アバター

 息子が実家にいる間を縫って、ヨメと二人で見てきました。レイトショーだったので眠気が心配でしたが、眠気を感じるヒマは無い映画でしたね。

(以下ネタバレ)
 映像美はさすが、という感じでしたが、正直メインストーリーはありきたりで、ちょっと残念でした。「アバターを操作する」のが目新しいとはいえ、要は「土着民に馴染んで、情が移り、侵略者側を追い払う」という、ある意味使い古された話なわけで。物語半ばでラストが想像できてしまった時は、ちょっと食傷気味になりました。

 伏線の張り方と回収の仕方は見事で、良くできた良質な映画であることは間違いありません。ただ、歴史に残る映画かどうかとなると、あくまで映像技術やCGの見事さ、世界を構築したという点であって、ストーリー云々ではないなあと。それに、確かにCGは見事なのですが、まだ「実写と見紛う」まではいっていないですし。特に物と物が接した時(生物にまたがる、物をつかむ、など)は「あ、CG」と分かってしまいますし、残念ながら完全に没入しきるまでは至りませんでした。
 それと個人的に残念なのは、主人公側に味方した人間たちが、「戦いの中で死んで終わり」という、一番シンプルな結末を迎えたこと。グレースの死は最後の主人公の「転生」への布石なのでやむを得ないと思うのですが、女性パイロットと同僚男性の死は、「最終決戦に持っていくには必要だったけど、エンディングには邪魔だから」殺された感があって、ちょっと納得がいきませんでしたねえ。
 「生き残ったらどうするんだろう?」と思っていたら、「あ、死んだ」みたいな感じだったので。そりゃ死人に口なし、死んでしまえば始末の仕方も考えなくていいわけで、楽なんでしょうが。あれはご都合主義な感じがして好きになれませんでした(というか、あそこで冷めたかも)。

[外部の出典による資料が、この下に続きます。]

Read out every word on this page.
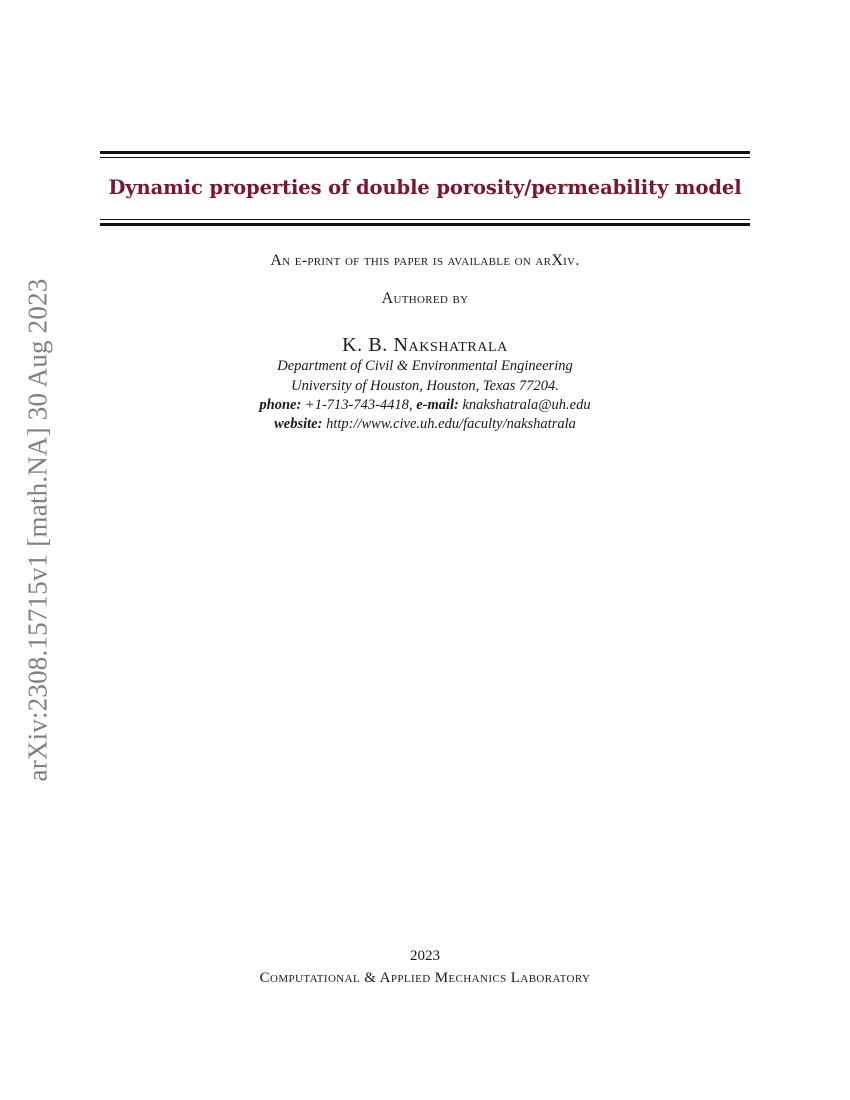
arXiv:2308.15715v1 [math.NA] 30 Aug 2023
Dynamic properties of double porosity/permeability model
An e-print of this paper is available on arXiv.
Authored by
K. B. Nakshatrala
Department of Civil & Environmental Engineering
University of Houston, Houston, Texas 77204.
phone: +1-713-743-4418, e-mail: knakshatrala@uh.edu
website: http://www.cive.uh.edu/faculty/nakshatrala
2023
Computational & Applied Mechanics Laboratory
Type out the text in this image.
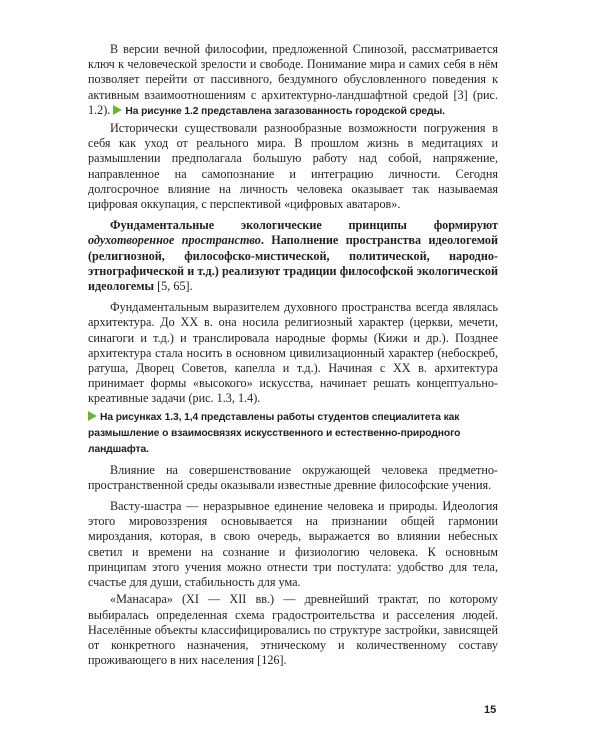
В версии вечной философии, предложенной Спинозой, рассматривается ключ к человеческой зрелости и свободе. Понимание мира и самих себя в нём позволяет перейти от пассивного, бездумного обусловленного поведения к активным взаимоотношениям с архитектурно-ландшафтной средой [3] (рис. 1.2). На рисунке 1.2 представлена загазованность городской среды.

Исторически существовали разнообразные возможности погружения в себя как уход от реального мира. В прошлом жизнь в медитациях и размышлении предполагала большую работу над собой, напряжение, направленное на самопознание и интеграцию личности. Сегодня долгосрочное влияние на личность человека оказывает так называемая цифровая оккупация, с перспективой «цифровых аватаров».

Фундаментальные экологические принципы формируют одухотворенное пространство. Наполнение пространства идеологемой (религиозной, философско-мистической, политической, народно-этнографической и т.д.) реализуют традиции философской экологической идеологемы [5, 65].

Фундаментальным выразителем духовного пространства всегда являлась архитектура. До XX в. она носила религиозный характер (церкви, мечети, синагоги и т.д.) и транслировала народные формы (Кижи и др.). Позднее архитектура стала носить в основном цивилизационный характер (небоскреб, ратуша, Дворец Советов, капелла и т.д.). Начиная с XX в. архитектура принимает формы «высокого» искусства, начинает решать концептуально-креативные задачи (рис. 1.3, 1.4).

На рисунках 1.3, 1,4 представлены работы студентов специалитета как размышление о взаимосвязях искусственного и естественно-природного ландшафта.

Влияние на совершенствование окружающей человека предметно-пространственной среды оказывали известные древние философские учения.

Васту-шастра — неразрывное единение человека и природы. Идеология этого мировоззрения основывается на признании общей гармонии мироздания, которая, в свою очередь, выражается во влиянии небесных светил и времени на сознание и физиологию человека. К основным принципам этого учения можно отнести три постулата: удобство для тела, счастье для души, стабильность для ума.

«Манасара» (XI — XII вв.) — древнейший трактат, по которому выбиралась определенная схема градостроительства и расселения людей. Населённые объекты классифицировались по структуре застройки, зависящей от конкретного назначения, этническому и количественному составу проживающего в них населения [126].

15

 あとは、最初重要なサブキャラっぽく登場した主人公の同僚男性が、あっという間にメインストーリーからフェードアウトしたのが納得いきませんでしたねえ。もっと友情育むとか、ちょっとライバルっぽくなるとかせえよと。何のためのキャラクターかよく分かりませんでした。
 家内と話になったのは、「敵がうすっぺらい」という点でした。主人公の将来を気遣ったりという細かいネタは出てくるんですが、「わるいひと」という描き方に抵抗がありましたね。「ダークナイト」のジョーカーみたいに振り切れてればいいんですが、職業軍人で、ただ冷徹非常、というステレオタイプな描き方に「ああ、これは自分が作り出した世界を見せびらかしたいだけの映画なのかも」と穿った見方をしてしまいました。

 個人的には、「沈没するというラストは決まっているのに、そこまでのドラマと沈むときの展開が否応なく凄まじい」タイタニックの方が遙かに面白かったです。

 ちなみに、エラソーに言ってますが、まだ「ダークナイト」は見てません(笑)。

 あ、それで、ヨメの感想。

 「妊婦むけじゃない。音響でびっくりしてお腹の子がぐいぐい動いて、産まれたらどうしようかと思った」

 ・・・・・・お疲れ様でした。